Belirsizlik durumlarının kişiler tarafından tehlikeli, stres verici ve kaçınılması gereken
durumlar olarak değerlendirildiği bilinmektedir. Bu nedenle belirsizliğe tahammülsüzlük
düzeyinin psikolojik belirti düzeyi üzerinde bir etkisi olmaktadır. Mevcut çalışmada
alanyazından edinilen bilgiler doğrultusunda belirsizliğe tahammülsüzlüğün psikolojik
belirtiler üzerindeki etkisi; ruminasyonların geviş getirircesine düşünme, derinlemesine
düşünme alt boyutlarının ve genel erteleme eğiliminin aracılığında ve dürtüselliğin
sıkışıklık alt boyutunun düzenleyici etkisinde bir model ile incelenmiştir. Çalışma tüm bu
değişkenlerin bir model oluşturarak incelemesi yönüyle daha önce yapılan çalışmalardan
farklılaşmaktadır. Bu kapsamda 18-30 yaş aralığında 225 kadın, 74 erkek olmak üzere
Ankarada öğrenimine devam etmekte olan lisans ve yüksek lisans öğrencilerine,
Belirsizliğe Tahammülsüzlük Ölçeği, Ruminatif Tepkiler Ölçeği, UPPS Dürtüsel Davranış
Ölçeği, Genel Erteleme Eğilimi Ölçeği ve Kısa Semptom Envanteri uygulanmıştır. Yapılan
model testinin bulgularına göre dürtüselliğin sıkışıklık boyutunun orta ve yüksek düzey
etkisinde; belirsizliğe tahammülsüzlük düzeyindeki artış geviş getirircesine düşünme ve
genel erteleme eğilimi aracılığıyla psikolojik belirtiler düzeyindeki artışı yordamaktadır.
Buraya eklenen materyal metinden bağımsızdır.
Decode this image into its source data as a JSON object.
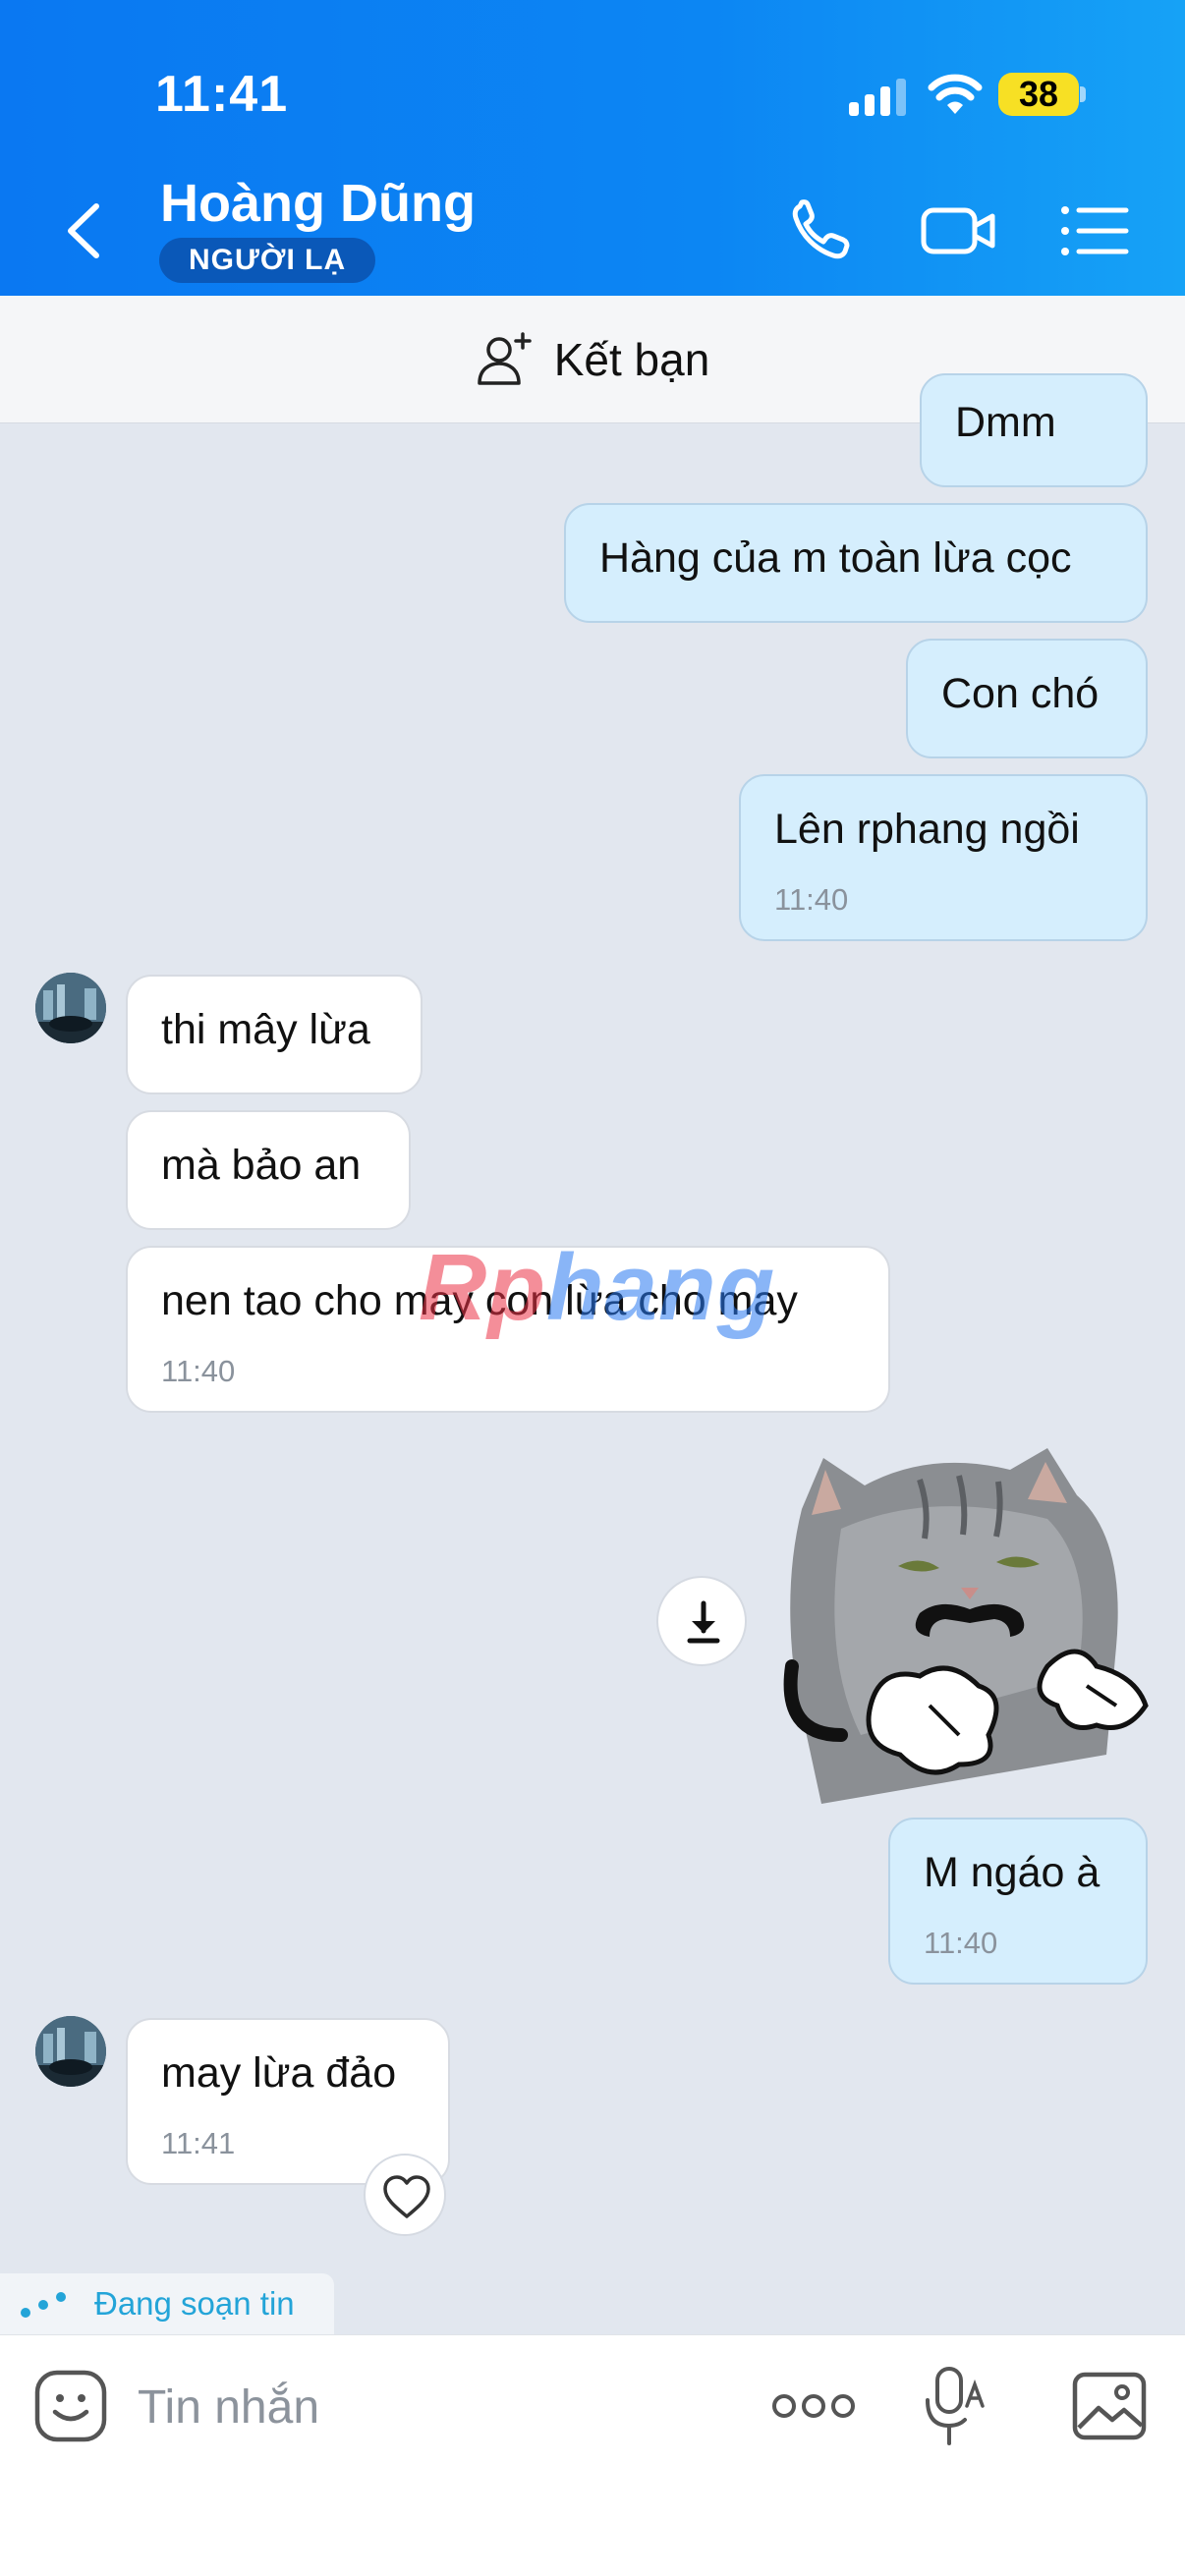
{
  "status": {
    "time": "11:41",
    "battery": "38"
  },
  "header": {
    "name": "Hoàng Dũng",
    "badge": "NGƯỜI LẠ"
  },
  "friend_bar": {
    "label": "Kết bạn"
  },
  "messages": [
    {
      "from": "me",
      "text": "Dmm"
    },
    {
      "from": "me",
      "text": "Hàng của m toàn lừa cọc"
    },
    {
      "from": "me",
      "text": "Con chó"
    },
    {
      "from": "me",
      "text": "Lên rphang ngồi",
      "time": "11:40"
    },
    {
      "from": "them",
      "text": "thi mây lừa"
    },
    {
      "from": "them",
      "text": "mà bảo an"
    },
    {
      "from": "them",
      "text": "nen tao cho may con lừa cho may",
      "time": "11:40"
    },
    {
      "from": "me",
      "type": "sticker",
      "icon": "cat-mustache-sticker"
    },
    {
      "from": "me",
      "text": "M ngáo à",
      "time": "11:40"
    },
    {
      "from": "them",
      "text": "may lừa đảo",
      "time": "11:41"
    }
  ],
  "watermark": {
    "part1": "Rp",
    "part2": "hang"
  },
  "typing": {
    "text": "Đang soạn tin"
  },
  "composer": {
    "placeholder": "Tin nhắn"
  },
  "colors": {
    "header_gradient_start": "#0a78f2",
    "header_gradient_end": "#16a2f6",
    "my_bubble": "#d5eefd",
    "their_bubble": "#ffffff",
    "chat_background": "#e2e7ef",
    "typing_text": "#23a4d8",
    "battery": "#f7e024"
  }
}
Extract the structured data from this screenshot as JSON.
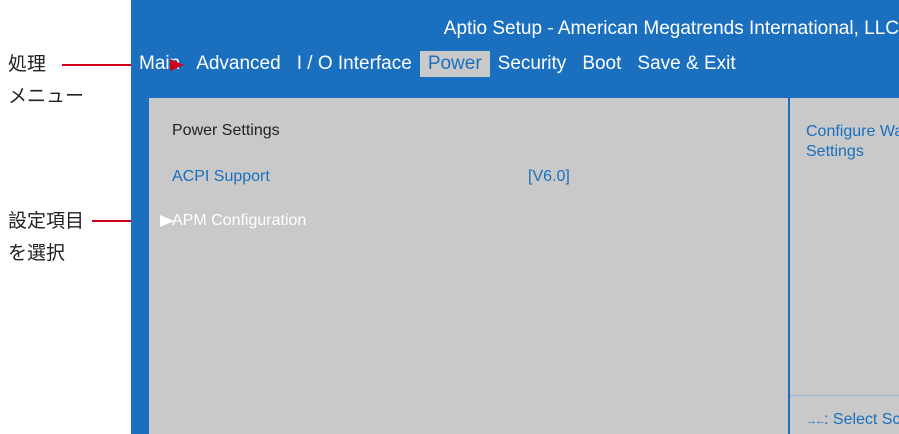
{
  "annotations": {
    "menu_label_line1": "処理",
    "menu_label_line2": "メニュー",
    "item_label_line1": "設定項目",
    "item_label_line2": "を選択"
  },
  "window": {
    "title": "Aptio Setup - American Megatrends International, LLC"
  },
  "tabs": [
    {
      "label": "Main",
      "active": false
    },
    {
      "label": "Advanced",
      "active": false
    },
    {
      "label": "I / O Interface",
      "active": false
    },
    {
      "label": "Power",
      "active": true
    },
    {
      "label": "Security",
      "active": false
    },
    {
      "label": "Boot",
      "active": false
    },
    {
      "label": "Save & Exit",
      "active": false
    }
  ],
  "main": {
    "heading": "Power Settings",
    "acpi_label": "ACPI Support",
    "acpi_value": "[V6.0]",
    "apm_label": "APM Configuration"
  },
  "help": {
    "text": "Configure Wake Settings",
    "legend_icon": "left-right-arrows-icon",
    "legend_glyph": "→←",
    "legend_text": ": Select Screen"
  },
  "colors": {
    "bios_blue": "#1a6fbf",
    "panel_gray": "#c9c9c9",
    "annotation_red": "#d0021b"
  }
}
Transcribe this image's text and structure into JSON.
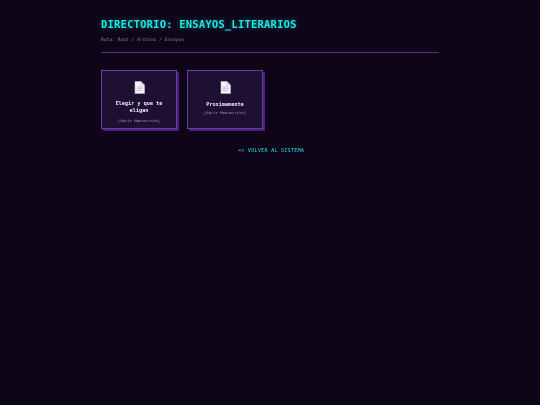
{
  "directory": {
    "title": "DIRECTORIO: ENSAYOS_LITERARIOS",
    "breadcrumb": "Ruta: Root / Archivo / Ensayos"
  },
  "files": [
    {
      "title": "Elegir y que te eligan",
      "subtitle": "[Abrir Manuscrito]",
      "icon": "document-icon"
    },
    {
      "title": "Proximamente",
      "subtitle": "[Abrir Manuscrito]",
      "icon": "document-icon"
    }
  ],
  "nav": {
    "back_label": "<< VOLVER AL SISTEMA"
  },
  "colors": {
    "background": "#0f0518",
    "accent": "#1de9e3",
    "card_border": "#6b3aa6",
    "card_bg": "#1e1032",
    "divider": "#5b2d86"
  }
}
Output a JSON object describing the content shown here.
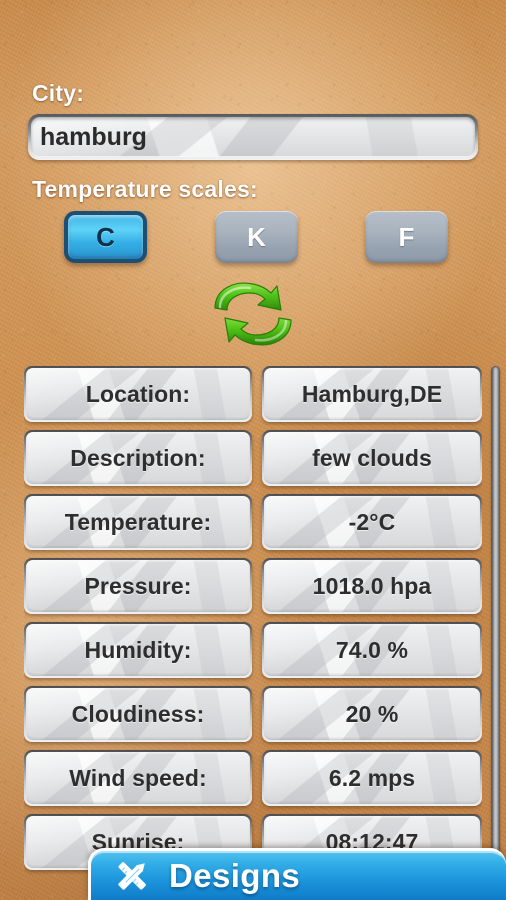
{
  "form": {
    "city_label": "City:",
    "city_value": "hamburg",
    "city_placeholder": "",
    "scales_label": "Temperature scales:"
  },
  "scales": {
    "options": [
      {
        "id": "c",
        "label": "C",
        "selected": true
      },
      {
        "id": "k",
        "label": "K",
        "selected": false
      },
      {
        "id": "f",
        "label": "F",
        "selected": false
      }
    ]
  },
  "actions": {
    "refresh_icon": "refresh-sync-icon"
  },
  "weather": {
    "rows": [
      {
        "label": "Location:",
        "value": "Hamburg,DE"
      },
      {
        "label": "Description:",
        "value": "few clouds"
      },
      {
        "label": "Temperature:",
        "value": "-2°C"
      },
      {
        "label": "Pressure:",
        "value": "1018.0 hpa"
      },
      {
        "label": "Humidity:",
        "value": "74.0 %"
      },
      {
        "label": "Cloudiness:",
        "value": "20 %"
      },
      {
        "label": "Wind speed:",
        "value": "6.2 mps"
      },
      {
        "label": "Sunrise:",
        "value": "08:12:47"
      }
    ]
  },
  "banner": {
    "title": "Designs",
    "icon": "pencil-ruler-icon"
  },
  "colors": {
    "background": "#cf924f",
    "accent_blue": "#35b0e9",
    "selected_button": "#3fb6e8",
    "selected_button_border": "#1d4f74",
    "inactive_button": "#a9b3be",
    "refresh_green": "#4ec31e",
    "text_light": "#ffffff",
    "text_dark": "#2e2e2e"
  }
}
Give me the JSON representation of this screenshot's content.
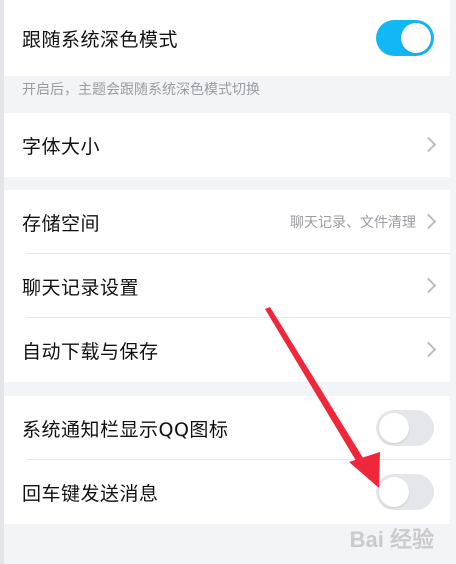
{
  "dark_mode": {
    "label": "跟随系统深色模式",
    "toggle_on": true,
    "hint": "开启后，主题会跟随系统深色模式切换"
  },
  "font_size": {
    "label": "字体大小"
  },
  "storage": {
    "label": "存储空间",
    "value": "聊天记录、文件清理"
  },
  "chat_history": {
    "label": "聊天记录设置"
  },
  "auto_download": {
    "label": "自动下载与保存"
  },
  "notify_icon": {
    "label": "系统通知栏显示QQ图标",
    "toggle_on": false
  },
  "enter_send": {
    "label": "回车键发送消息",
    "toggle_on": false
  },
  "colors": {
    "accent": "#12b7f5",
    "annotation_arrow": "#f0263a"
  },
  "watermark": {
    "text": "Bai 经验"
  }
}
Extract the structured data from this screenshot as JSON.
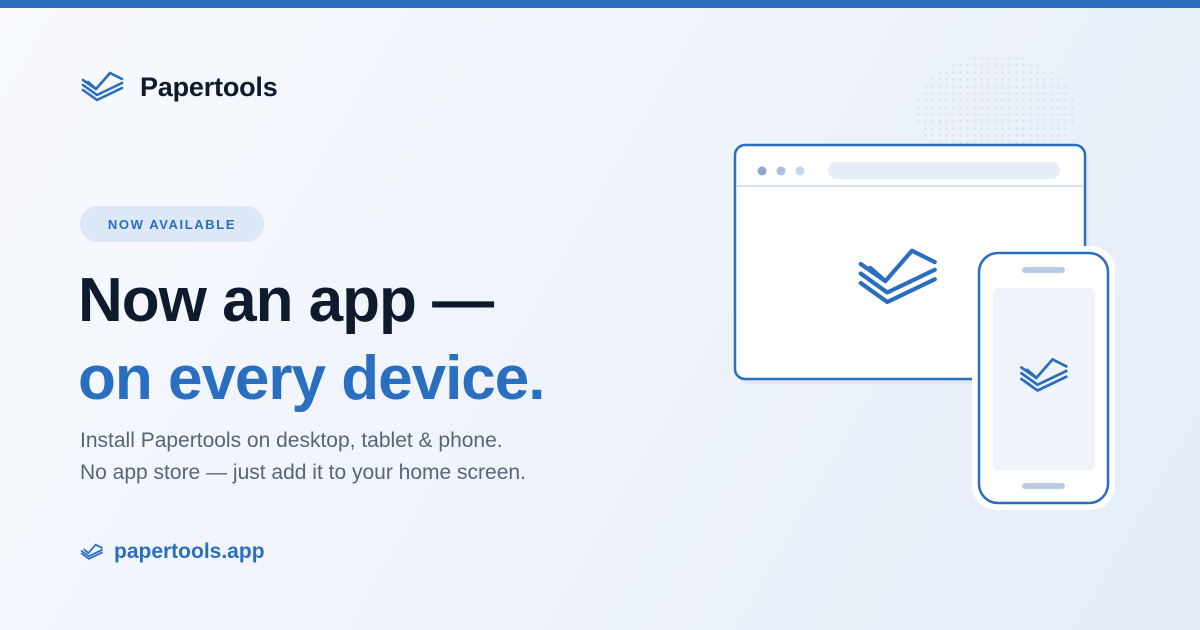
{
  "brand": {
    "name": "Papertools",
    "logo_icon": "paper-stack-check-icon"
  },
  "badge": {
    "label": "NOW AVAILABLE"
  },
  "headline": {
    "line1": "Now an app —",
    "line2": "on every device."
  },
  "subtitle": {
    "line1": "Install Papertools on desktop, tablet & phone.",
    "line2": "No app store — just add it to your home screen."
  },
  "footer": {
    "url": "papertools.app",
    "url_icon": "paper-stack-check-icon"
  },
  "illustration": {
    "desktop_icon": "browser-window-icon",
    "phone_icon": "phone-icon"
  },
  "colors": {
    "accent": "#2a6ebf",
    "heading": "#0f1b2d",
    "body_text": "#55657a",
    "badge_bg": "#dde8f6",
    "background": "#eef3fa"
  }
}
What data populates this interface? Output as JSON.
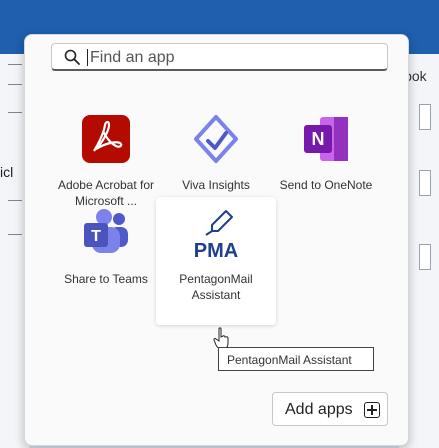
{
  "background": {
    "left_text": "icl",
    "right_text": "look"
  },
  "search": {
    "placeholder": "Find an app"
  },
  "apps": [
    {
      "label": "Adobe Acrobat for Microsoft ...",
      "icon": "adobe-acrobat-icon",
      "color": "#b30b00"
    },
    {
      "label": "Viva Insights",
      "icon": "viva-insights-icon",
      "color": "#7b83eb"
    },
    {
      "label": "Send to OneNote",
      "icon": "onenote-icon",
      "color": "#7719aa"
    },
    {
      "label": "Share to Teams",
      "icon": "teams-icon",
      "color": "#5059c9"
    },
    {
      "label": "PentagonMail Assistant",
      "icon": "pentagonmail-icon",
      "color": "#c62828",
      "logo_text": "PMA"
    }
  ],
  "tooltip": {
    "text": "PentagonMail Assistant"
  },
  "add_apps": {
    "label": "Add apps"
  },
  "colors": {
    "accent": "#1f5fae"
  }
}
Benzer olarak sıkışıklık boyutunun orta ve yüksek düzeyinin düzenleyici etkisinde
belirsizliğe tahammülsüzlük düzeyindeki artış yalnızca geviş getirircesine düşünme
aracılığıyla da psikolojik belirti düzeyindeki artışı yordamaktadır. Belirsizliğe
tahammülsüzlük düzeyindeki artış aynı zamanda derinlemesine düşünme aracılığıyla
psikolojik belirti düzeyindeki artışı yordamaktadır ancak sıkışıklık düzeyi bu ilişkide belirli
bir farklılık yaratmamaktadır. Elde edilen bulgular alanyazın bilgileri ışığında tartışılmıştır.